For those of us who are not in Durham, are there ways for us to take part in the Rofhiwa community?

Naledi and Boitumelo

Events. Join us online for our events. We have had some truly spectacular events these last few months. Professor Tsitsi Jaji and Dr. Stella Nyanzi had us all in tears as the shared a conversation was so tender and intimate, we almost forgot we were in a virtual event. Dr. Barbara Boswell and Dr. Shanna Benjamin reflected on their work as scholars who have dedicated their careers to honoring the intellectual legacies of Black women in South Africa and the US. The US launch of Sifiso Mzobe’s Young Blood was very special. We got to listen to Jacob Ross talk about his long career as a writer and publisher witnessed him reading Mzobe’s work with a careful and gentle eye. We hope to curate more of these conversations between writers across different parts of the Black world.
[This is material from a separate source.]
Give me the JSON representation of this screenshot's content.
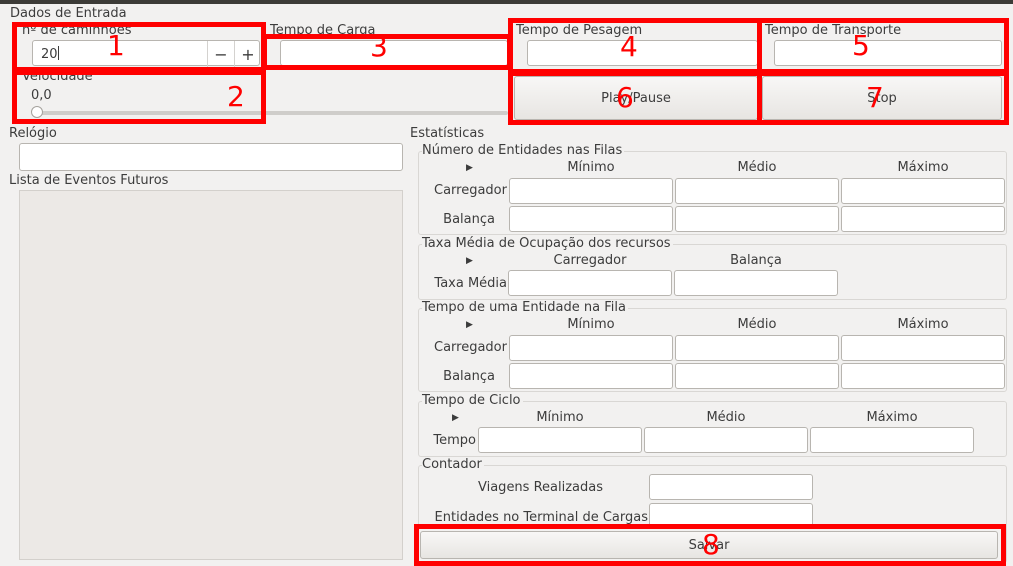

The launch of Dr. Lamar Jurelle Bruce’s How to Go Mad Without Losing Your Mind was also very special. It was the first academic book we launched, and it made us realize that this was a thing into which we really wanted to invest energy – to really celebrate the work that Black Scholars do with all the pomp and ceremony that is often reserved for trade publications that maybe have the benefit of a publishers’ marketing budget. We’ll be launching a few more academic titles over the next few months, so definitely be on the lookout for those.

Brittle Paper

Of all the things you have done thus far, what are you most proud of?

Naledi and Boitumelo

Is three too much? Three things really stand out for us. 1. Our first in-store book talk with Da’Shaun Harrison. That was just last week, and it was phenomenal. 2. Having helped introduce a book to the world, a book that went on to garner the title of “New York Times Best Seller.” We were the first stop on Kwame Mbalia’s virtual book tour to launch the YA anthology, Black Boy Joy. 3. Being prize winners in Pharell Williams’ inaugural Black Ambition Prize. That competition was a grueling year, a long affair. We came out on the other side of it inspired to keep stretching the dream that is Rofhiwa. That’s what we hope to keep doing…stretching, refining and bringing more people along to experiment with us.

Brittle Paper

Thanks Naledi and Boitumelo for chatting with us. You are both amazing. The Rofhiwa project as a whole is so affirming. We wish you the very best in the years ahead.